Die Erklärer in den Kinos von Tokio und Kyoto sind ein Beruf für sich: sie lernen die nicht ganz einfache Vortragskunst und bringen es darin zu großem Rufe, so daß manche Kinos ihren Ruhm geradezu den langjährig gedrillten Erklärern zu verdanken haben. Und mit der Sonderstellung dieser Kinoangestellten berühre ich gleichzeitig die soziale Stellung der Filmmenschen in Japan überhaupt. Ich komme also zu den eigentlichen Kollegen, — zu jenen vorzüglichen und interessanten Menschen, die ich in über sechsmonatiger Tätigkeit in Kyoto aus allernächster Nähe kennen gelernt habe.
Es ist ein sonderbares Gefühl, wenn man von sich selbst sagen darf, der erste deutsche Schauspieler zu sein, der überhaupt in einem japanischen Ensemble auf japanischem Boden mitwirken durfte. Zwar gibt es eine größere Anzahl von Japanern, die nach Amerika oder auch nach Deutschland und Frankreich gegangen sind, um dort zu arbeiten, — nur an Hayakawa [Sessue Hayakawa (早川 雪洲)] sei in dieser Verbindung erinnert! — aber in Japan selbst haben sich die Regisseure der dortigen Gesellschaften stets auf einheimische Künstler beschränkt. Um so interessanter war es für mich, in die Lebensverhältnisse und Arbeitsgewohnheiten der Kollegen von drüben Einsicht zu nehmen, — und ich möchte annehmen, daß dieses Interesse in weitesten Kreisen geteilt wird.
Zunächst die augenscheinlich wichtigste Frage: welche Rolle spielt in Japan der Filmdarsteller? Ist er, wie bisweilen bei uns, der Löwe des Salons… oder — schrecklicher Gedanke, nicht wahr? — gibt es am Ende in Japan gar keine Salons…?
Ja, wie ich schon eingangs sagte: man darf die Länder dieser schönen und ebenso runden Erde wohl miteinander vergleichen, aber man soll aus den Vergleichen keine Kritiken auf „Besser” und „Schlechter” herleiten. Sonst käme Japan in unsern Augen wirklich zu kurz. Allerdings spricht man auch drüben viel von den Schauspielern, man kennt sie, man verehrt sie — und sie bekommen sicherlich auch eine ganz nette Anzahl von Briefen seitens Unbekannter, aber einen Salon in unserm Sinne gibt es deshalb doch nicht! Man kann —nein, ich will es anders sagen, ganz anders!

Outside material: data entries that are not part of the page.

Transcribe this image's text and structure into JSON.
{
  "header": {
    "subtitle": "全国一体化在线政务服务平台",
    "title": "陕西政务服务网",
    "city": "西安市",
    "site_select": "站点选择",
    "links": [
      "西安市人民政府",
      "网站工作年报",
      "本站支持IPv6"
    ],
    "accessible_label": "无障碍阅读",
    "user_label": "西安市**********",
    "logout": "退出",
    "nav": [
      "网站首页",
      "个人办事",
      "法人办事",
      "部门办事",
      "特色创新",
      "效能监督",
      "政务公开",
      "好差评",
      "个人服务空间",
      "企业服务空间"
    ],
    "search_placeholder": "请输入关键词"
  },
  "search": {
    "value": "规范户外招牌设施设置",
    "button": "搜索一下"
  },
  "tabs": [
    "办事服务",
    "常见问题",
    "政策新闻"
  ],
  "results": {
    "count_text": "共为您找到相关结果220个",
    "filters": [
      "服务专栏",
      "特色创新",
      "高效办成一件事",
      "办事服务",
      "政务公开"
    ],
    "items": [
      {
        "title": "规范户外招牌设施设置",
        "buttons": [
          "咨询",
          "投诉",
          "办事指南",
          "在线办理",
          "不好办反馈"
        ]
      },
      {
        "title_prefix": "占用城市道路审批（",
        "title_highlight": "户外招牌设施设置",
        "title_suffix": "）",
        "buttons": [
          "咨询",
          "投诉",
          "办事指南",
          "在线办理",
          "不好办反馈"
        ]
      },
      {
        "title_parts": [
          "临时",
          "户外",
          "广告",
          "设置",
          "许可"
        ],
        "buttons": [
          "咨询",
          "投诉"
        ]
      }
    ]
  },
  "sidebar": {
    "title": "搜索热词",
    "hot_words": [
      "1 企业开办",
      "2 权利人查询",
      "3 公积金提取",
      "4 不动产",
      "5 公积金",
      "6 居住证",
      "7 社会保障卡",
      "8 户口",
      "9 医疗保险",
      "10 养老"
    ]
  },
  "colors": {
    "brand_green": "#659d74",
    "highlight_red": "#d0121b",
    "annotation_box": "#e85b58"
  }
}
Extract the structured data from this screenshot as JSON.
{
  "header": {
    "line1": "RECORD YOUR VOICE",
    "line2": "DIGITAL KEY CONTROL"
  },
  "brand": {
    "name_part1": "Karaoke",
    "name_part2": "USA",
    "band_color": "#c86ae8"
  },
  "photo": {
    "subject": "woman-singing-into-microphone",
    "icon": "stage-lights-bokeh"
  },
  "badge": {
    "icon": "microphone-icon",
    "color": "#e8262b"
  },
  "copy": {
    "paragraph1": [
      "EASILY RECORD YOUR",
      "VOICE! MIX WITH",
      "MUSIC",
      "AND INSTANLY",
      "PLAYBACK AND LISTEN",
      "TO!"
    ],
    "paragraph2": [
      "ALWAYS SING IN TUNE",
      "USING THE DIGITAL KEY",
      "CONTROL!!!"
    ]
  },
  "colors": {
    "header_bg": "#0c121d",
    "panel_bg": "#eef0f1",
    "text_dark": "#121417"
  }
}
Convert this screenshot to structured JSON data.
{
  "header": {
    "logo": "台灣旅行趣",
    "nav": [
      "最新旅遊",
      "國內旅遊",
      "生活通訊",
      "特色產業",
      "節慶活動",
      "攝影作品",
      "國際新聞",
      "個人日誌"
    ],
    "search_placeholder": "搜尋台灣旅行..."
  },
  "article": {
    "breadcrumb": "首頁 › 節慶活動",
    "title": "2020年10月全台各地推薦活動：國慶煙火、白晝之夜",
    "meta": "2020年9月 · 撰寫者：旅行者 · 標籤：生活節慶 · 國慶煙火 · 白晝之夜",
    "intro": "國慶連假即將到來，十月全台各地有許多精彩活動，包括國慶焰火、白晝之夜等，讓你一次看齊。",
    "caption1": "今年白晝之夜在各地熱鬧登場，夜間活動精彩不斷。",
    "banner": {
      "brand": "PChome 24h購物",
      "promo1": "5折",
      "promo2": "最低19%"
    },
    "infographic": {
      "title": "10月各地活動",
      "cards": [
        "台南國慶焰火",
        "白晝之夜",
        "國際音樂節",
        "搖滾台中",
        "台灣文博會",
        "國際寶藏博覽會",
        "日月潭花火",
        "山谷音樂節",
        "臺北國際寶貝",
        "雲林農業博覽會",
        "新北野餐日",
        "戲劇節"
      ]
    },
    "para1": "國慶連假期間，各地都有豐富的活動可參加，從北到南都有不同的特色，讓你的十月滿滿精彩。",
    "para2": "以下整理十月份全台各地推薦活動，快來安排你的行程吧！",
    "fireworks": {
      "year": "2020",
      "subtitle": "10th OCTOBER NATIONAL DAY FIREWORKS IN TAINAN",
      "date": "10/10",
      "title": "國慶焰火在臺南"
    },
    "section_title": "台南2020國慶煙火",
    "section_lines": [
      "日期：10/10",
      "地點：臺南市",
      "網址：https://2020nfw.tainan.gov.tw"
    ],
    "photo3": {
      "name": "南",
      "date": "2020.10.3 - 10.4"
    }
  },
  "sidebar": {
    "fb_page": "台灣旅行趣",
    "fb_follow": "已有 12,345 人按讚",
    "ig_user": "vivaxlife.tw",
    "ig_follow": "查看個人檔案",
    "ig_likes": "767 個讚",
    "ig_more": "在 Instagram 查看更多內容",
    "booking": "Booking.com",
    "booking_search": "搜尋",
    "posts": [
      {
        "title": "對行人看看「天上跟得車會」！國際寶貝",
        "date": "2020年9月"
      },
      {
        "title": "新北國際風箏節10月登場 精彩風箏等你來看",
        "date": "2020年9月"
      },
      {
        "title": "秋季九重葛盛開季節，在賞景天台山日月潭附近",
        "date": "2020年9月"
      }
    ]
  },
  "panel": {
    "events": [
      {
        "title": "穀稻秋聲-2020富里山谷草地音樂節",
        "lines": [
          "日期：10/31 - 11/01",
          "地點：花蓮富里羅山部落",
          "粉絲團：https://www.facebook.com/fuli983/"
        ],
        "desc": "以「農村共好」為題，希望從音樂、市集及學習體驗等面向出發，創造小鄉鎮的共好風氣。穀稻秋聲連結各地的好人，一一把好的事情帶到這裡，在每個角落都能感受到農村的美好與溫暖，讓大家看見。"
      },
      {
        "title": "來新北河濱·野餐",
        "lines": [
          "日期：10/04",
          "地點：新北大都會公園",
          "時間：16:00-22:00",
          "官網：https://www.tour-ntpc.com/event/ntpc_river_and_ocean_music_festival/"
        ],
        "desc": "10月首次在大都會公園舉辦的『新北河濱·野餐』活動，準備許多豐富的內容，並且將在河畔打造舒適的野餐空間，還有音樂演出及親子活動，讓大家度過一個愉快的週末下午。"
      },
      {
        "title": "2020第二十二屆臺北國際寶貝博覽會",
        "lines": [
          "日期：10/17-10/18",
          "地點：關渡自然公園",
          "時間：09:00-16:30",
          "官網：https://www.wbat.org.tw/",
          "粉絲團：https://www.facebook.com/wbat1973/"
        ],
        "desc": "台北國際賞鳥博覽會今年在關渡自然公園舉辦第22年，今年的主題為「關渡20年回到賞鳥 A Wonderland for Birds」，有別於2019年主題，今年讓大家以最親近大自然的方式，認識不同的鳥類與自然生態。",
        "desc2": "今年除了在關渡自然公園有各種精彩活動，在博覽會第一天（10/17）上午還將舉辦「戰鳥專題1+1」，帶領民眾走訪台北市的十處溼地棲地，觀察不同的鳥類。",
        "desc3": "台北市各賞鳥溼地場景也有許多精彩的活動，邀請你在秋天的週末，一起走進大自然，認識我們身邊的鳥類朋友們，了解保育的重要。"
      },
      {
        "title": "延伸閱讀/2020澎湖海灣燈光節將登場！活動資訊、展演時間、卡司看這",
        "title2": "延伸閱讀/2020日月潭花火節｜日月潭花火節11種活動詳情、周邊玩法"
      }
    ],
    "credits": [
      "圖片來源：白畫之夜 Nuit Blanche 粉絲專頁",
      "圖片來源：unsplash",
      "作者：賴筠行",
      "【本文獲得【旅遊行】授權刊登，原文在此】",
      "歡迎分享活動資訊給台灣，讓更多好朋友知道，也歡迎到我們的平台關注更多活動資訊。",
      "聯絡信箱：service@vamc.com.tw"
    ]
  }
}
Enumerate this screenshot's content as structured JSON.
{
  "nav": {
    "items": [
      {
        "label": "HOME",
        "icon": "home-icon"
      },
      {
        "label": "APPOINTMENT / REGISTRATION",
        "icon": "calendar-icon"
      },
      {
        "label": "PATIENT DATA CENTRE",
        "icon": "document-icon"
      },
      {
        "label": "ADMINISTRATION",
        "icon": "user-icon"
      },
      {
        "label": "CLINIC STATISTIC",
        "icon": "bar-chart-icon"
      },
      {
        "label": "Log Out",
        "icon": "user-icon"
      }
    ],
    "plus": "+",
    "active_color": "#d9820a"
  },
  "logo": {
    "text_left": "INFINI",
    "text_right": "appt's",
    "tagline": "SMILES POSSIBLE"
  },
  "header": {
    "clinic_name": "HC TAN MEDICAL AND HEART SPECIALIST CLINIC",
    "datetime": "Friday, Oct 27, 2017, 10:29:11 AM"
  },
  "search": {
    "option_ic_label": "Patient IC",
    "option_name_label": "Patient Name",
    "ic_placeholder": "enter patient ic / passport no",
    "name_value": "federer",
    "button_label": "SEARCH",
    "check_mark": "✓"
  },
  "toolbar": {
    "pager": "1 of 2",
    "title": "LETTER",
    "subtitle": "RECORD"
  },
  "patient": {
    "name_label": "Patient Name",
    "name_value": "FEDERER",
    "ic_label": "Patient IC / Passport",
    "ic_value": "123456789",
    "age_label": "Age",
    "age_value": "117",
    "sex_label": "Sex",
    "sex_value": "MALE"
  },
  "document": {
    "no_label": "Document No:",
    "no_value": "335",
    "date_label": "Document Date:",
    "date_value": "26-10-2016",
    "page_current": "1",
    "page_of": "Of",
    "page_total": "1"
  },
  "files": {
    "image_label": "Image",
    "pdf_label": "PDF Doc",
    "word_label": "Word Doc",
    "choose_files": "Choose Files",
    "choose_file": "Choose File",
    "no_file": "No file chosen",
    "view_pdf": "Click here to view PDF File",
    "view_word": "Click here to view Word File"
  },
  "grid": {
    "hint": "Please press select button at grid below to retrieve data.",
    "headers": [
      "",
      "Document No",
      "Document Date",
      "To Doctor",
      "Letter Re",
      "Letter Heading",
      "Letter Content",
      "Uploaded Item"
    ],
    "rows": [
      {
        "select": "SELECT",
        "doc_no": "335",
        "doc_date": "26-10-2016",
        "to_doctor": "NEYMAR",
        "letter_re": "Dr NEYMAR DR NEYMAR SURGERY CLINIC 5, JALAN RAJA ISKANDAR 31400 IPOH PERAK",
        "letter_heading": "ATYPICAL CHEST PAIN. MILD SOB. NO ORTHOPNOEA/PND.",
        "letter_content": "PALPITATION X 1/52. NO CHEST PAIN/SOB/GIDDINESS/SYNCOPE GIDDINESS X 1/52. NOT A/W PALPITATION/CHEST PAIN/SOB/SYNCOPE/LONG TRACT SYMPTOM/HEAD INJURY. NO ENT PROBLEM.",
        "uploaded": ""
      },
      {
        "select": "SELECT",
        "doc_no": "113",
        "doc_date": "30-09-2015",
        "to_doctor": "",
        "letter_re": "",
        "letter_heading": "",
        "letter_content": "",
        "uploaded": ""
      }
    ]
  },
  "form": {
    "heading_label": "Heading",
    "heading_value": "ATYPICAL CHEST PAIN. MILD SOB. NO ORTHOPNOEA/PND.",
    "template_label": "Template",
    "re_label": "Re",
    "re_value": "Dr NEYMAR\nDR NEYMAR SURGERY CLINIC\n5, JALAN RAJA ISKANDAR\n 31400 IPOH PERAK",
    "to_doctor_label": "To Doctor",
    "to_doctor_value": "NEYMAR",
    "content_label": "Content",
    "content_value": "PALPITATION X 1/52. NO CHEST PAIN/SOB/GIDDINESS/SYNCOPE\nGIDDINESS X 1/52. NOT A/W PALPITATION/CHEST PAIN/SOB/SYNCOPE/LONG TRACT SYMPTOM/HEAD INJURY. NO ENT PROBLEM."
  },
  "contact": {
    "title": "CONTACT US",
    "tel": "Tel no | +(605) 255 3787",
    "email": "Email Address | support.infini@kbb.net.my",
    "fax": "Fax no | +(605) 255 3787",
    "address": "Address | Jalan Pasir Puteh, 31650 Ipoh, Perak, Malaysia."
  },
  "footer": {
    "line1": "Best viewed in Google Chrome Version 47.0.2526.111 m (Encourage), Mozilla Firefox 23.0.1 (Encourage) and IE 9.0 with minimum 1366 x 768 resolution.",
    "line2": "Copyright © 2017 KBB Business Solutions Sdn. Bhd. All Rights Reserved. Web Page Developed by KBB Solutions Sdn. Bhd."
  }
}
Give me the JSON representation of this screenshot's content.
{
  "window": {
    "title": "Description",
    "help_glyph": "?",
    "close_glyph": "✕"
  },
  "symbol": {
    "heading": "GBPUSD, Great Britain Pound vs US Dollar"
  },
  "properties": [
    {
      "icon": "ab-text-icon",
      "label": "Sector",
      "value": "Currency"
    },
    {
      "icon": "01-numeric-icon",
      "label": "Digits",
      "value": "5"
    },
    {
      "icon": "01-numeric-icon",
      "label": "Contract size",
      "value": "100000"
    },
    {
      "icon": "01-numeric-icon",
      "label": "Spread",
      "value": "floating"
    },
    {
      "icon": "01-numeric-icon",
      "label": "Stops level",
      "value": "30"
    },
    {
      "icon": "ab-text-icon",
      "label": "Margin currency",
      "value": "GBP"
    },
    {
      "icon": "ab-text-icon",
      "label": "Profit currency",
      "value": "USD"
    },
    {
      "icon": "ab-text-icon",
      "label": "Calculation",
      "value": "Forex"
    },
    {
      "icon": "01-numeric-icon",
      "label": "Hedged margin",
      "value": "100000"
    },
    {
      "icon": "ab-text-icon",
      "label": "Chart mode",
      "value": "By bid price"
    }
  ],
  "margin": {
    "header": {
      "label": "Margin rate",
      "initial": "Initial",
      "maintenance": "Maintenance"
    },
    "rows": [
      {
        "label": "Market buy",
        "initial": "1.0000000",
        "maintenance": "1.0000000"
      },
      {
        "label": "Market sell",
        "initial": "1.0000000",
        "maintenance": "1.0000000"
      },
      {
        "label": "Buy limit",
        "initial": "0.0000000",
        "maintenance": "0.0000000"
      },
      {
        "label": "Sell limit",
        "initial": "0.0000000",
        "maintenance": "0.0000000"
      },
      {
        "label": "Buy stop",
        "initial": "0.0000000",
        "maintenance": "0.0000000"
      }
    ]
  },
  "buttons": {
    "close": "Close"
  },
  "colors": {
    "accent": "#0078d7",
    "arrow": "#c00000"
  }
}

Etwa so: Es wäre unhöflich, einen Japaner danach zu fragen, ob er verheiratet ist… Und unbegreiflich indiskret wäre es sogar, zu erfragen, ob er Kinder hat. Das Familienleben ist drüben eine ganz private Angelegenheit, und demzufolge blüht auch — die Frau im Verborgenen. Man bedarf der Frau, irgend einer Frau, bisweilen zur Unterhaltung, man engagiert, wenn etliche Herren sich treffen, für die Nachmittagstunden einige Geishas, die servieren, unterhalten, tanzen und dann wieder nach Hause gehen, — aber die eigene Frau, insofern eine solche vorhanden ist, taucht kaum je auf. Wohlverstanden: ich spreche von der Masse des Volkes, — in den höchsten Kreisen von Adel und Diplomatie mögen andere, europäischere Sitten Platz gegriffen haben. Sonst aber schaut die Frau schüchtern und halbängstlich zum Manne wie zu einem erhabenen Wesen empor — und wagt es kaum, sich ihm… aufzudrängen, sich ihm anzutragen. Es gibt keine Geselligkeit in unserem Sinne, kein Courschneiden der Geschlechter, sondern man trifft wieder und immer wieder — den Mann, den Mittelpunkt des ganzen künstlerischen und gesellschaftlichen Lebens.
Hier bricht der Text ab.